Tags: #Intriga, #Aventuras, #Ciencia Ficción

Schofield asintió lentamente, memorizando los nombres para compararlos con una lista que había visto a bordo del
Shreveport
dos días antes. Era una lista con los nombres de los científicos franceses destinados en D'Urville. Champion, Cuvier y Rae figuraban en ella.

Alguien golpeó la puerta y Schofield se volvió. El sargento Morgan
Montana
Lee se hallaba apostado en la puerta del comedor.
Montana
Lee era un hombre bajo y fornido y, a sus cuarenta y seis años, era el miembro de más edad de la unidad. Tenía la nariz chata y el rostro curtido y recio. A unos diez metros tras él se encontraba su compañero, el cabo Oliver
Hollywood
Todd. Alto, negro y delgado,
Hollywood
Todd tenía veintiún años.

Y entre los dos marines se encontraban los frutos de su rastreo.

Una mujer.

Un hombre.

Una niña.

Y una foca.

—Llegaron hará unas cuatro horas —dijo Sarah Hensleigh. Schofield y Hensleigh se encontraban en el nivel A, sobre la pasarela desde la que se divisaba el resto de la estación.

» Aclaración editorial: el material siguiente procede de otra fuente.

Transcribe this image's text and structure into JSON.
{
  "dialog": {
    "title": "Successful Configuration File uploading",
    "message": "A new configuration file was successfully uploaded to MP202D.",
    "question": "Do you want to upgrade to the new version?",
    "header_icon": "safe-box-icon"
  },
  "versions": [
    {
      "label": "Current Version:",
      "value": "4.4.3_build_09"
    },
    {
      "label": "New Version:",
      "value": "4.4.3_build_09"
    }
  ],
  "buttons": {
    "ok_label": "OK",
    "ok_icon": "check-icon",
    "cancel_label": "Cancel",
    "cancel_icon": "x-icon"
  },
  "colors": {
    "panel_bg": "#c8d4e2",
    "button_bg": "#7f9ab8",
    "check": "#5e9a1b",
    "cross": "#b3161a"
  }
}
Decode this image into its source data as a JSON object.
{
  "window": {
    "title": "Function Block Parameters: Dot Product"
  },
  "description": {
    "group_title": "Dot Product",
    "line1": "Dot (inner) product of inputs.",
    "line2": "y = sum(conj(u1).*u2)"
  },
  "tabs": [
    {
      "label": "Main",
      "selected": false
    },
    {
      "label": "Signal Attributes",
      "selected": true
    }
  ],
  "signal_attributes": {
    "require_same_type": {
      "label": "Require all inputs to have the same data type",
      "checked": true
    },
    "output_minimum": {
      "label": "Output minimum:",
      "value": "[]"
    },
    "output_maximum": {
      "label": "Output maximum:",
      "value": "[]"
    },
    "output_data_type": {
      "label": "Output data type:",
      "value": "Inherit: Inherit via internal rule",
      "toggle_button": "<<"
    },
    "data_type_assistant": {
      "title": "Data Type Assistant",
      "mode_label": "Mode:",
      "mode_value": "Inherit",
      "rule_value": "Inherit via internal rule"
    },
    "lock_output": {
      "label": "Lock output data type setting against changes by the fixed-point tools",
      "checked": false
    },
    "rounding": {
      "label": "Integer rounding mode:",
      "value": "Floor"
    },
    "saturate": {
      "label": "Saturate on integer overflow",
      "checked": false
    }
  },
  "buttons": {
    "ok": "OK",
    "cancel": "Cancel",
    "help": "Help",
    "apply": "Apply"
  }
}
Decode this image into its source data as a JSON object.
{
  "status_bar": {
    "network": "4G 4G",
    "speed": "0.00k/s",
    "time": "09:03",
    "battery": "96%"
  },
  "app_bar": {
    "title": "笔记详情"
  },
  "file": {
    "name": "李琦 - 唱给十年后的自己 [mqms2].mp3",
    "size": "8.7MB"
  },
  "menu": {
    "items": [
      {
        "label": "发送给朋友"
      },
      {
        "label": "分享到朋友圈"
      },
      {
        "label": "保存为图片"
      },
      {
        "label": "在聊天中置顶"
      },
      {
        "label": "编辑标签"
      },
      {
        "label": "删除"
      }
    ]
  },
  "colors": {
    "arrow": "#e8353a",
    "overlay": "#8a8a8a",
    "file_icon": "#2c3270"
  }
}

Tal como Hensleigh ya le había explicado, la estación polar Wilkes era fundamentalmente un enorme cilindro vertical que habían colocado en el interior de la plataforma de hielo. Tenía cinco niveles de profundidad.

Situadas a intervalos regulares en las paredes del cilindro se hallaban unas pasarelas de metal que recorrían la circunferencia de este. Cada pasarela se unía con la pasarela inmediatamente superior mediante estrechas y empinadas escaleras de travesaños, de forma tal que toda la estructura se asemejaba a una escalera de incendios.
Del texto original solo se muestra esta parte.